Why does slippage happen on Uniswap-style AMMs?
Slippage is the difference between the expected price when you submit a swap and the price you receive when it executes. It can come from your own price impact, other transactions being mined before yours, network delays, and MEV behaviors like front-running and sandwich attacks. Many DEXs let users set a slippage tolerance that can revert the trade if execution is worse than the threshold.
What causes impermanent loss for liquidity providers?
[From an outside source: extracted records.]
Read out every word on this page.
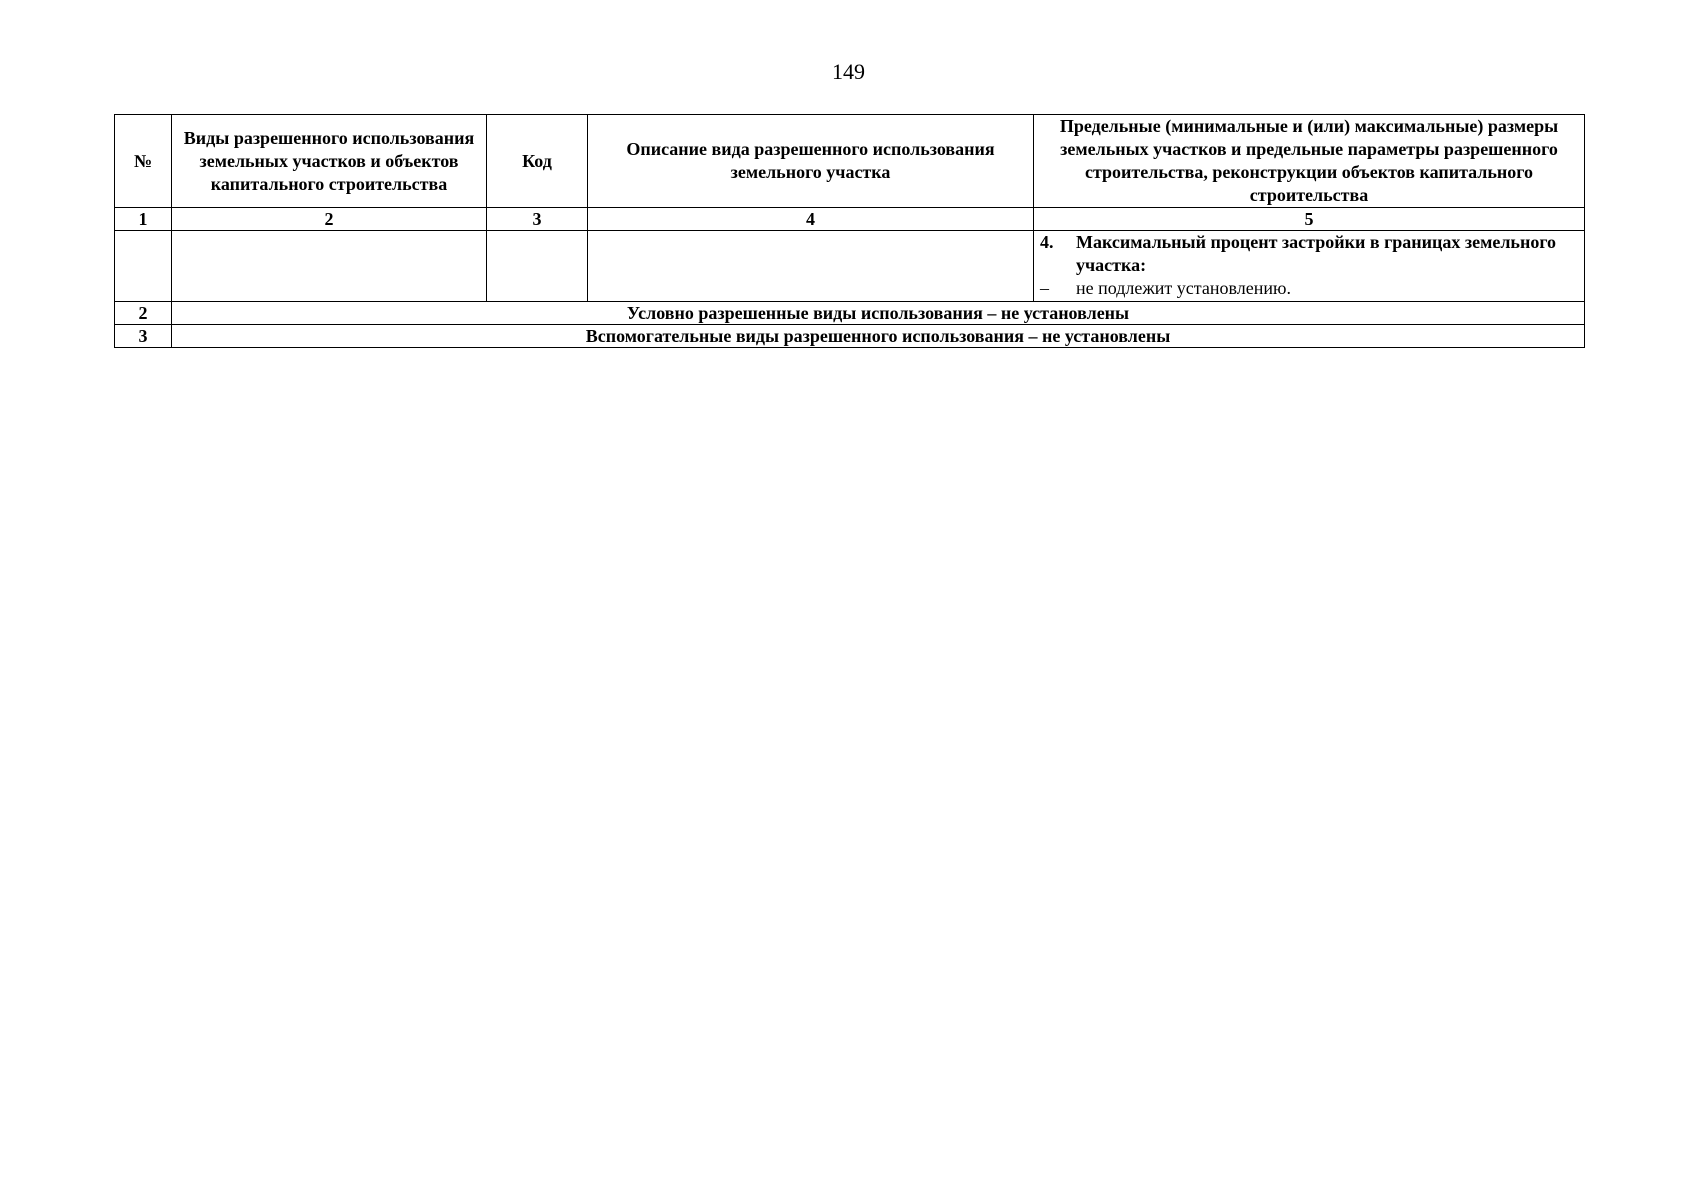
149
№	Виды разрешенного использования земельных участков и объектов капитального строительства	Код	Описание вида разрешенного использования земельного участка	Предельные (минимальные и (или) максимальные) размеры земельных участков и предельные параметры разрешенного строительства, реконструкции объектов капитального строительства
1	2	3	4	5

				4. Максимальный процент застройки в границах земельного участка:
– не подлежит установлению.

2	Условно разрешенные виды использования – не установлены			
3	Вспомогательные виды разрешенного использования – не установлены			
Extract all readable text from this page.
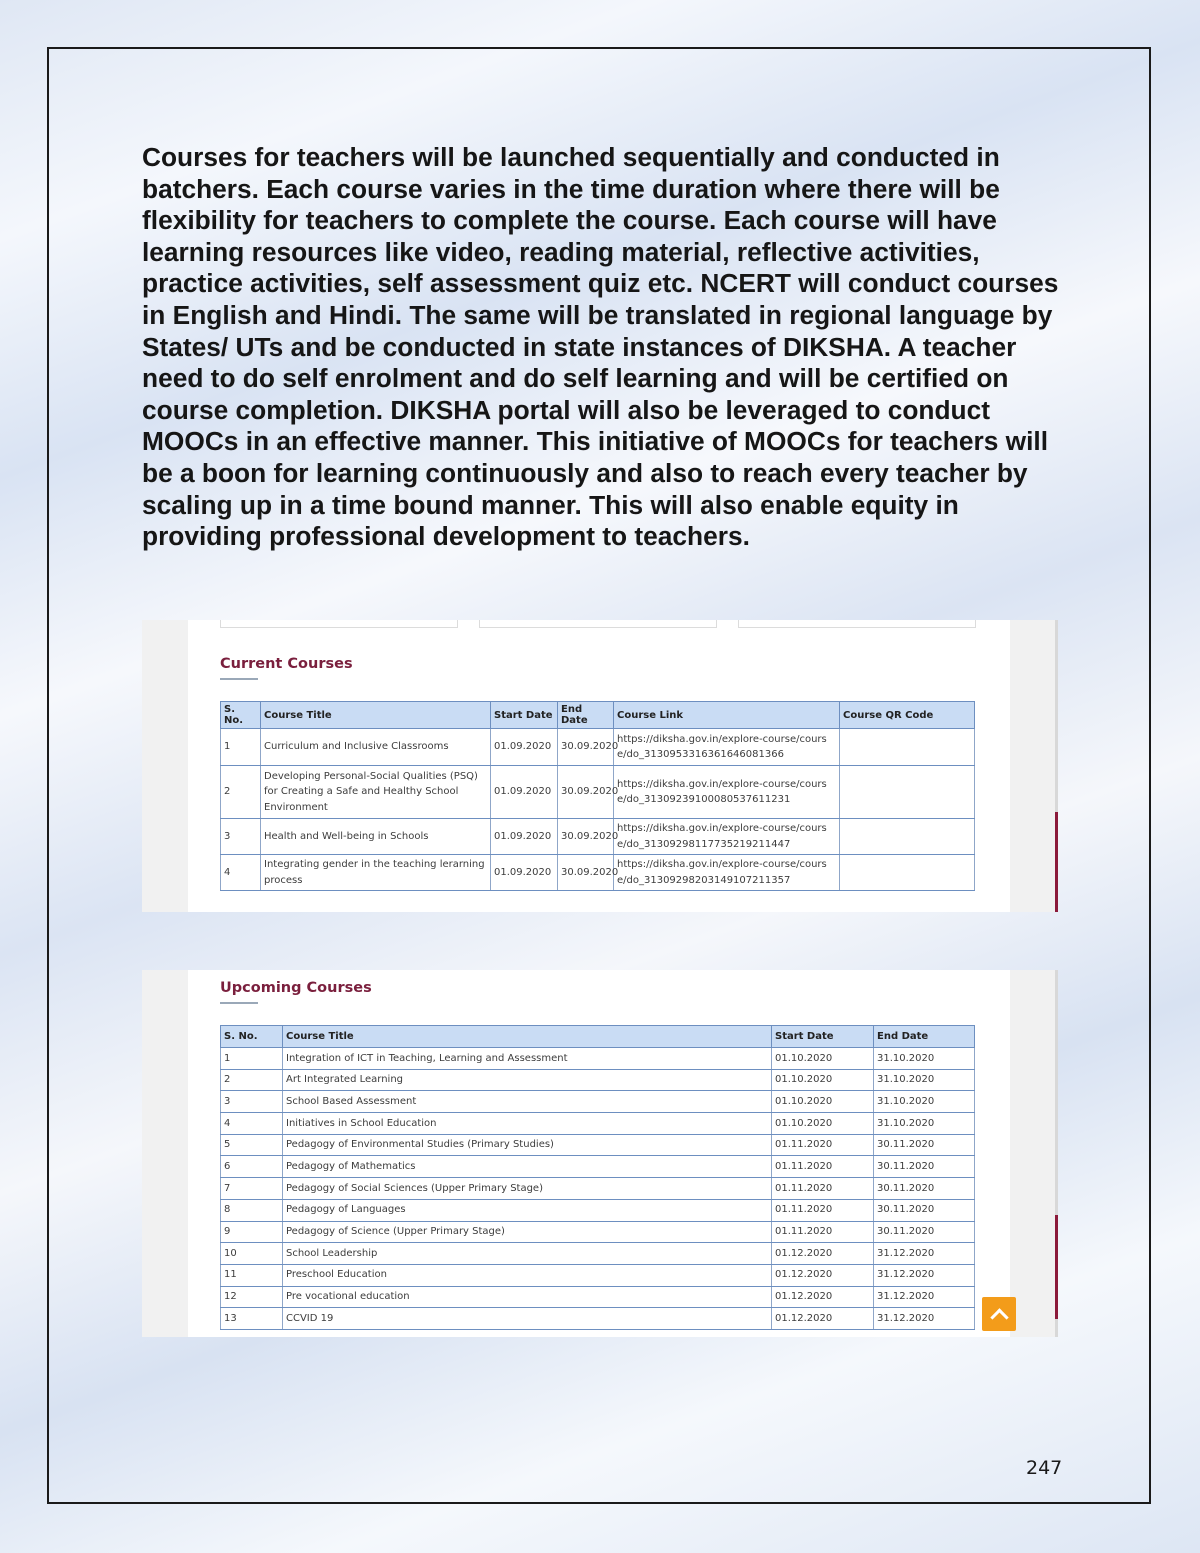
Courses for teachers will be launched sequentially and conducted in batchers. Each course varies in the time duration where there will be flexibility for teachers to complete the course. Each course will have learning resources like video, reading material, reflective activities, practice activities, self assessment quiz etc. NCERT will conduct courses in English and Hindi. The same will be translated in regional language by States/ UTs and be conducted in state instances of DIKSHA. A teacher need to do self enrolment and do self learning and will be certified on course completion. DIKSHA portal will also be leveraged to conduct MOOCs in an effective manner. This initiative of MOOCs for teachers will be a boon for learning continuously and also to reach every teacher by scaling up in a time bound manner. This will also enable equity in providing professional development to teachers.

Current Courses
S. No.	Course Title	Start Date	End Date	Course Link	Course QR Code
1	Curriculum and Inclusive Classrooms	01.09.2020	30.09.2020	https://diksha.gov.in/explore-course/course/do_31309533163616460813​66	
2	Developing Personal-Social Qualities (PSQ) for Creating a Safe and Healthy School Environment	01.09.2020	30.09.2020	https://diksha.gov.in/explore-course/course/do_3130923910008053761​1231	
3	Health and Well-being in Schools	01.09.2020	30.09.2020	https://diksha.gov.in/explore-course/course/do_313092981177352192​11447	
4	Integrating gender in the teaching lerarning process	01.09.2020	30.09.2020	https://diksha.gov.in/explore-course/course/do_313092982031491072​11357	
Upcoming Courses
S. No.	Course Title	Start Date	End Date
1	Integration of ICT in Teaching, Learning and Assessment	01.10.2020	31.10.2020
2	Art Integrated Learning	01.10.2020	31.10.2020
3	School Based Assessment	01.10.2020	31.10.2020
4	Initiatives in School Education	01.10.2020	31.10.2020
5	Pedagogy of Environmental Studies (Primary Studies)	01.11.2020	30.11.2020
6	Pedagogy of Mathematics	01.11.2020	30.11.2020
7	Pedagogy of Social Sciences (Upper Primary Stage)	01.11.2020	30.11.2020
8	Pedagogy of Languages	01.11.2020	30.11.2020
9	Pedagogy of Science (Upper Primary Stage)	01.11.2020	30.11.2020
10	School Leadership	01.12.2020	31.12.2020
11	Preschool Education	01.12.2020	31.12.2020
12	Pre vocational education	01.12.2020	31.12.2020
13	CCVID 19	01.12.2020	31.12.2020
247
Impermanent loss is underperformance versus holding the tokens when their relative prices diverge. As external prices move, arbitrageurs trade against the pool to bring its implied price back in line, which changes the pool’s inventory mix. That rebalancing is the structural source of impermanent loss, while fees are the main offset.
Is an AMM price a reliable oracle price?
AMM spot prices are not designed to be oracles and can be manipulated by trades. Speedrun Ethereum explicitly warns against using spot price as an oracle and points to TWAPs or Chainlink-style references instead. For builders, the practical takeaway is to separate swap execution from price feeds.
How does concentrated liquidity change LP risk?
Concentrated liquidity lets LPs allocate liquidity within chosen price ranges, improving capital efficiency. When price moves out of range, the position becomes one-sided and stops earning fees. That turns LPing into active position management rather than a set-and-forget deposit.